Latest research from the Fetal Brain Institute really shows how we need to support girls and women to feel good in their bodies as a template for healthy human neurodevelopment during pregnancy for the fetus. The first environment for the baby is the mother. The researchers' reports of the epigenetic impact of stress on the developing brain were dire: Autism, ADHD, schizophrenia, and other major nervous system and mental disorders can stem from this early time. We can also recognize patterns of resilience and adaptation sequences that may not really serve us now but certainly did at one time. In therapy, Anna Chitty calls this "being in two time zones," that is, the present and the history that wants to be seen, held, shifted and integrated. Stan Grof called this Condensed Experiences or CO-EX. This CO-EX is commonly taught when one studies prenatal and psychology. In Integrated Prenatal and Perinatal Dynamics, we teach how to recognize earliest patterns and help families and adults.
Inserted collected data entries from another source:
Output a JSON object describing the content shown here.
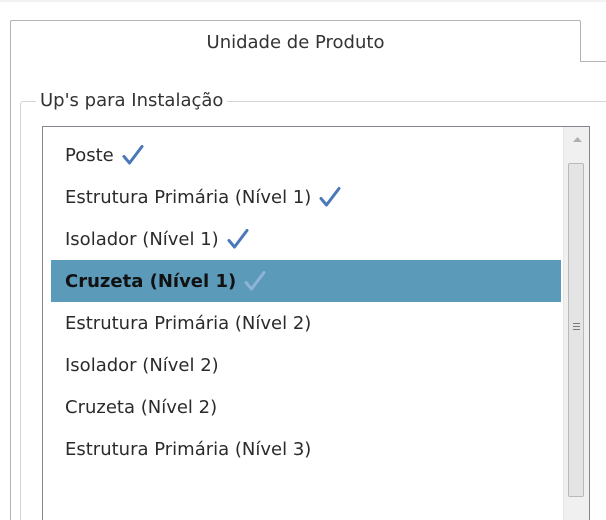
{
  "tab": {
    "title": "Unidade de Produto"
  },
  "group": {
    "legend": "Up's para Instalação"
  },
  "list": {
    "items": [
      {
        "label": "Poste",
        "checked": true,
        "selected": false
      },
      {
        "label": "Estrutura Primária (Nível 1)",
        "checked": true,
        "selected": false
      },
      {
        "label": "Isolador (Nível 1)",
        "checked": true,
        "selected": false
      },
      {
        "label": "Cruzeta (Nível 1)",
        "checked": true,
        "selected": true
      },
      {
        "label": "Estrutura Primária (Nível 2)",
        "checked": false,
        "selected": false
      },
      {
        "label": "Isolador (Nível 2)",
        "checked": false,
        "selected": false
      },
      {
        "label": "Cruzeta (Nível 2)",
        "checked": false,
        "selected": false
      },
      {
        "label": "Estrutura Primária (Nível 3)",
        "checked": false,
        "selected": false
      }
    ],
    "check_icon": "checkmark-icon"
  },
  "colors": {
    "selection": "#5b9ab9",
    "check": "#4a78b8",
    "check_on_selection": "#8fb3d6"
  }
}
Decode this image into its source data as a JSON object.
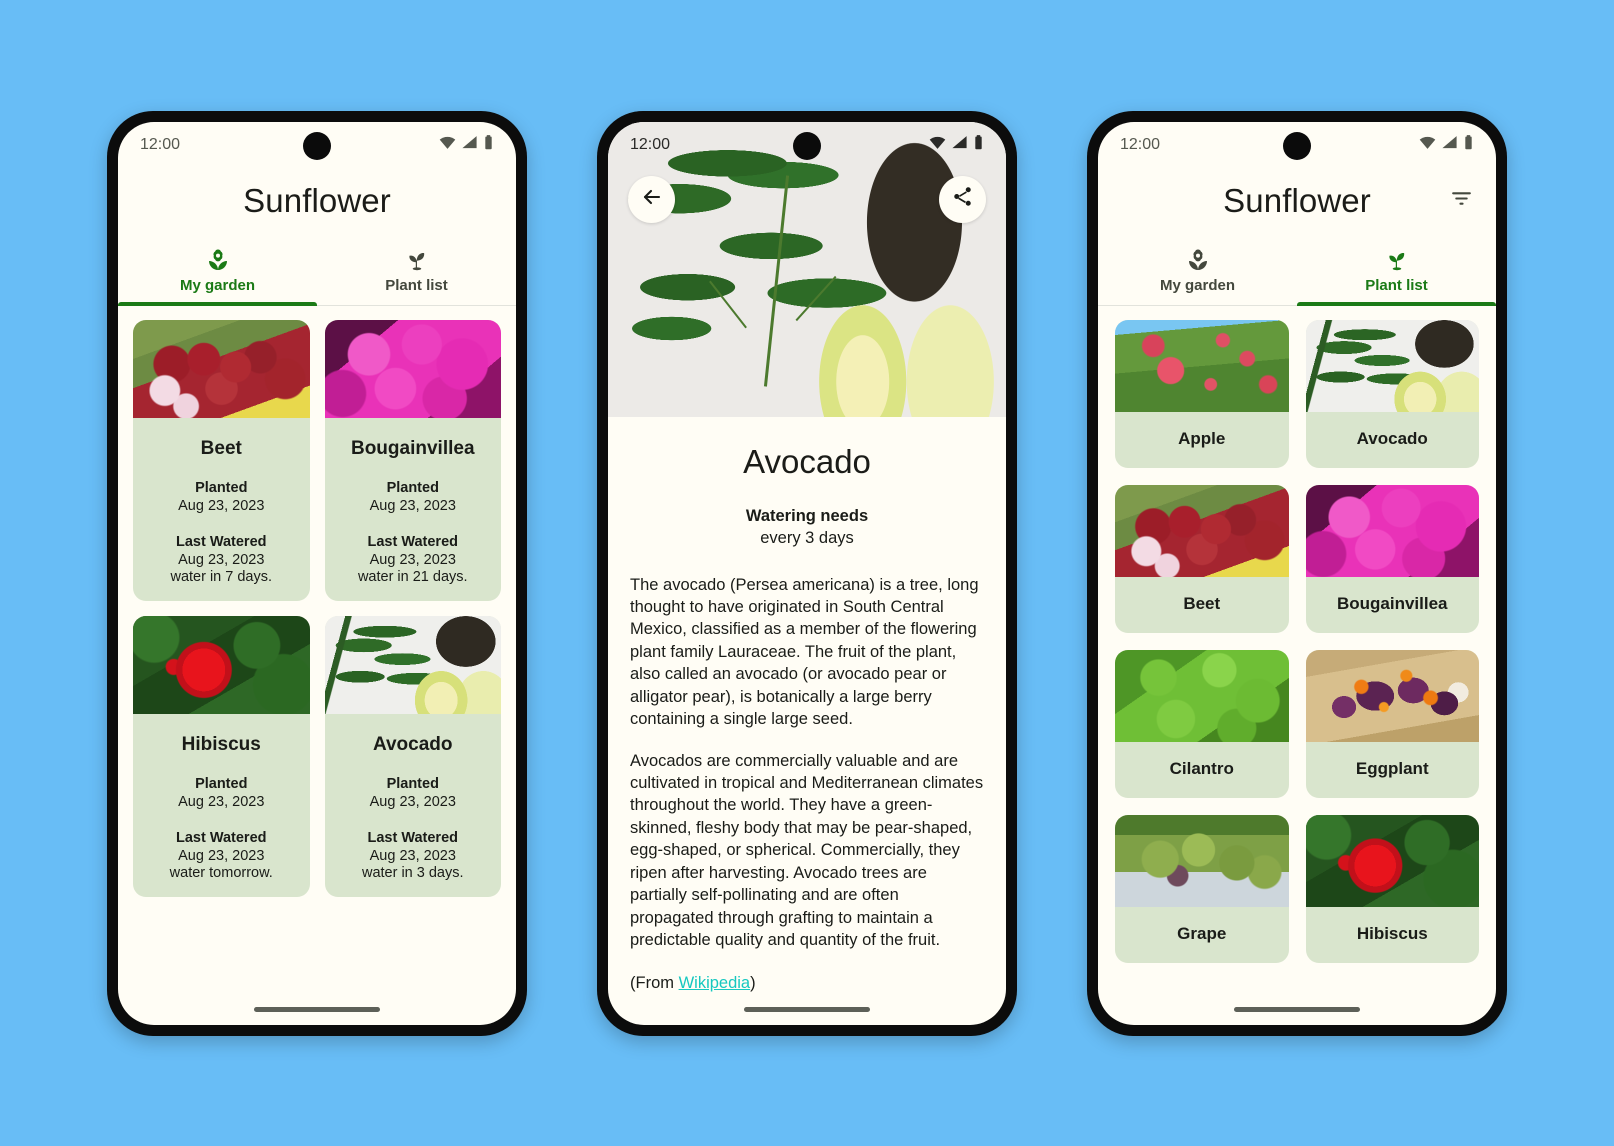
{
  "theme": {
    "outer_background": "#68bdf6",
    "screen_background": "#fffdf5",
    "card_background": "#d9e5cd",
    "accent_green": "#1b7a16",
    "link_color": "#16c8c0"
  },
  "status_bar": {
    "time": "12:00",
    "icons": [
      "wifi-icon",
      "signal-icon",
      "battery-icon"
    ]
  },
  "phone1": {
    "app_title": "Sunflower",
    "tabs": [
      {
        "label": "My garden",
        "icon": "flower-icon",
        "active": true
      },
      {
        "label": "Plant list",
        "icon": "sprout-icon",
        "active": false
      }
    ],
    "garden": [
      {
        "name": "Beet",
        "planted_label": "Planted",
        "planted_date": "Aug 23, 2023",
        "watered_label": "Last Watered",
        "watered_date": "Aug 23, 2023",
        "next_water": "water in 7 days.",
        "image": "beet-image"
      },
      {
        "name": "Bougainvillea",
        "planted_label": "Planted",
        "planted_date": "Aug 23, 2023",
        "watered_label": "Last Watered",
        "watered_date": "Aug 23, 2023",
        "next_water": "water in 21 days.",
        "image": "bougainvillea-image"
      },
      {
        "name": "Hibiscus",
        "planted_label": "Planted",
        "planted_date": "Aug 23, 2023",
        "watered_label": "Last Watered",
        "watered_date": "Aug 23, 2023",
        "next_water": "water tomorrow.",
        "image": "hibiscus-image"
      },
      {
        "name": "Avocado",
        "planted_label": "Planted",
        "planted_date": "Aug 23, 2023",
        "watered_label": "Last Watered",
        "watered_date": "Aug 23, 2023",
        "next_water": "water in 3 days.",
        "image": "avocado-image"
      }
    ]
  },
  "phone2": {
    "back_icon": "back-arrow-icon",
    "share_icon": "share-icon",
    "hero_image": "avocado-hero-image",
    "title": "Avocado",
    "watering_label": "Watering needs",
    "watering_value": "every 3 days",
    "paragraph1": "The avocado (Persea americana) is a tree, long thought to have originated in South Central Mexico, classified as a member of the flowering plant family Lauraceae. The fruit of the plant, also called an avocado (or avocado pear or alligator pear), is botanically a large berry containing a single large seed.",
    "paragraph2": "Avocados are commercially valuable and are cultivated in tropical and Mediterranean climates throughout the world. They have a green-skinned, fleshy body that may be pear-shaped, egg-shaped, or spherical. Commercially, they ripen after harvesting. Avocado trees are partially self-pollinating and are often propagated through grafting to maintain a predictable quality and quantity of the fruit.",
    "source_prefix": "(From ",
    "source_link": "Wikipedia",
    "source_suffix": ")"
  },
  "phone3": {
    "app_title": "Sunflower",
    "filter_icon": "filter-list-icon",
    "tabs": [
      {
        "label": "My garden",
        "icon": "flower-icon",
        "active": false
      },
      {
        "label": "Plant list",
        "icon": "sprout-icon",
        "active": true
      }
    ],
    "plants": [
      {
        "name": "Apple",
        "image": "apple-image"
      },
      {
        "name": "Avocado",
        "image": "avocado-image"
      },
      {
        "name": "Beet",
        "image": "beet-image"
      },
      {
        "name": "Bougainvillea",
        "image": "bougainvillea-image"
      },
      {
        "name": "Cilantro",
        "image": "cilantro-image"
      },
      {
        "name": "Eggplant",
        "image": "eggplant-image"
      },
      {
        "name": "Grape",
        "image": "grape-image"
      },
      {
        "name": "Hibiscus",
        "image": "hibiscus-image"
      }
    ]
  }
}
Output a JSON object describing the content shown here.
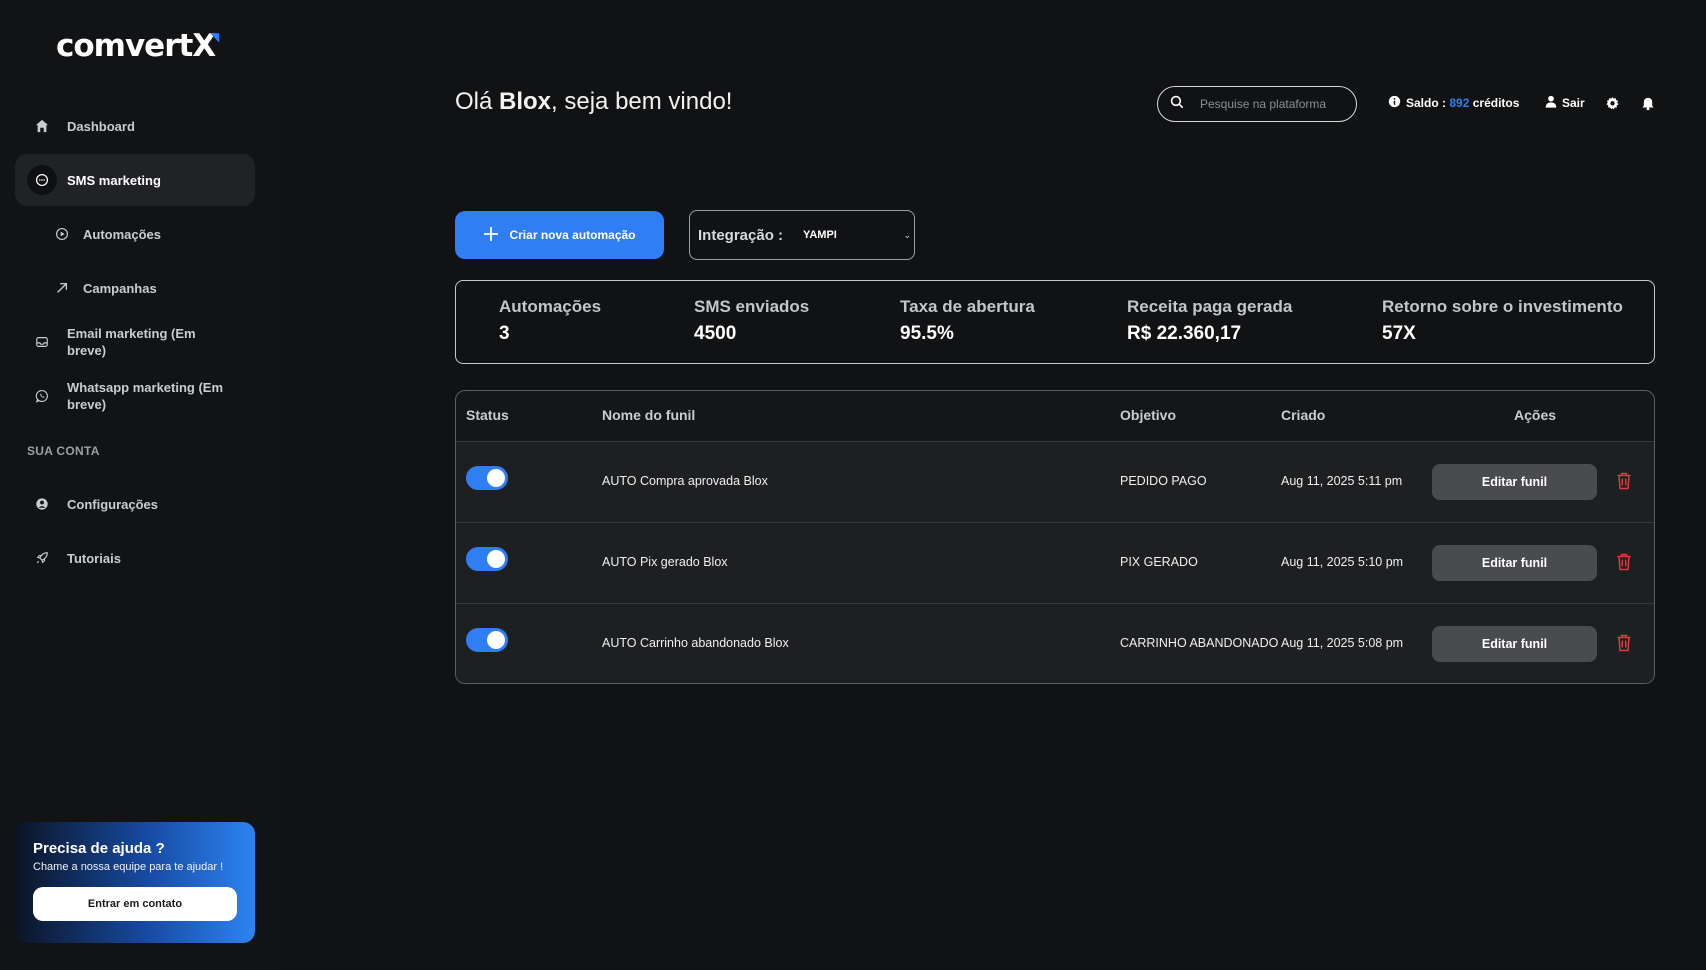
{
  "brand": {
    "logo": "comvert",
    "logo_x": "X"
  },
  "sidebar": {
    "items": [
      {
        "label": "Dashboard",
        "icon": "home-icon"
      },
      {
        "label": "SMS marketing",
        "icon": "chat-icon"
      },
      {
        "label": "Automações",
        "icon": "play-icon"
      },
      {
        "label": "Campanhas",
        "icon": "arrow-up-right-icon"
      },
      {
        "label": "Email marketing (Em breve)",
        "icon": "inbox-icon"
      },
      {
        "label": "Whatsapp marketing (Em breve)",
        "icon": "whatsapp-icon"
      },
      {
        "label": "Configurações",
        "icon": "user-circle-icon"
      },
      {
        "label": "Tutoriais",
        "icon": "rocket-icon"
      }
    ],
    "section_account": "SUA CONTA",
    "help": {
      "title": "Precisa de ajuda ?",
      "text": "Chame a nossa equipe para te ajudar !",
      "button": "Entrar em contato"
    }
  },
  "header": {
    "greeting_prefix": "Olá ",
    "user_name": "Blox",
    "greeting_suffix": ", seja bem vindo!",
    "search_placeholder": "Pesquise na plataforma",
    "saldo_label": "Saldo : ",
    "saldo_value": "892",
    "saldo_unit": "créditos",
    "logout": "Sair"
  },
  "actions": {
    "create_label": "Criar nova automação",
    "integration_label": "Integração :",
    "integration_value": "YAMPI"
  },
  "stats": [
    {
      "title": "Automações",
      "value": "3"
    },
    {
      "title": "SMS enviados",
      "value": "4500"
    },
    {
      "title": "Taxa de abertura",
      "value": "95.5%"
    },
    {
      "title": "Receita paga gerada",
      "value": "R$ 22.360,17"
    },
    {
      "title": "Retorno sobre o investimento",
      "value": "57X"
    }
  ],
  "table": {
    "headers": [
      "Status",
      "Nome do funil",
      "Objetivo",
      "Criado",
      "Ações"
    ],
    "rows": [
      {
        "active": true,
        "name": "AUTO Compra aprovada Blox",
        "objective": "PEDIDO PAGO",
        "created": "Aug 11, 2025 5:11 pm",
        "action": "Editar funil"
      },
      {
        "active": true,
        "name": "AUTO Pix gerado Blox",
        "objective": "PIX GERADO",
        "created": "Aug 11, 2025 5:10 pm",
        "action": "Editar funil"
      },
      {
        "active": true,
        "name": "AUTO Carrinho abandonado Blox",
        "objective": "CARRINHO ABANDONADO",
        "created": "Aug 11, 2025 5:08 pm",
        "action": "Editar funil"
      }
    ]
  },
  "colors": {
    "accent": "#2f7ef3",
    "danger": "#e03b3b",
    "bg": "#111214"
  }
}
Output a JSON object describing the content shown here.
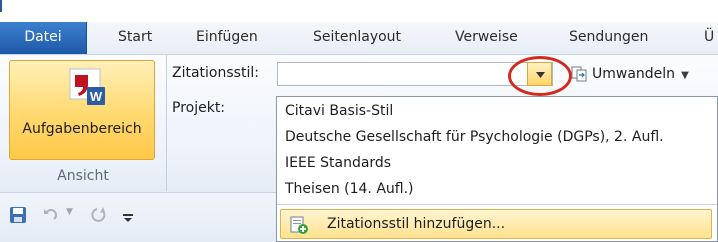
{
  "tabs": [
    {
      "label": "Datei",
      "active": true
    },
    {
      "label": "Start"
    },
    {
      "label": "Einfügen"
    },
    {
      "label": "Seitenlayout"
    },
    {
      "label": "Verweise"
    },
    {
      "label": "Sendungen"
    },
    {
      "label": "Ü"
    }
  ],
  "ribbon": {
    "big_button_label": "Aufgabenbereich",
    "group_label": "Ansicht",
    "citation_style_label": "Zitationsstil:",
    "citation_style_value": "",
    "project_label": "Projekt:",
    "convert_label": "Umwandeln"
  },
  "dropdown": {
    "items": [
      "Citavi Basis-Stil",
      "Deutsche Gesellschaft für Psychologie (DGPs), 2. Aufl.",
      "IEEE Standards",
      "Theisen (14. Aufl.)"
    ],
    "add_style_label": "Zitationsstil hinzufügen..."
  },
  "qat": {
    "items": [
      "save-icon",
      "undo-icon",
      "redo-icon",
      "customize-icon"
    ]
  },
  "colors": {
    "file_tab": "#2a67b8",
    "highlight": "#ffd56a",
    "annotation_circle": "#d42a1e"
  }
}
We can develop a somatic "pattern language" for helping families, babies, and adults, and for practitioners to learn. As said above, recognizing patterns as "languages," we can articulate and communicate in a variety of designs within a system that bring coherence. We need this now more than ever before. Data show that countries that are highest premature births are also highest for addiction and depression (China, India and the United States). At the Center for Prenatal and Perinatal Programs, we have a plan to help train practitioners to recognize earliest patterns, and also help families. Research and patterns already exist that show interventions and support during this time change birth and health outcomes.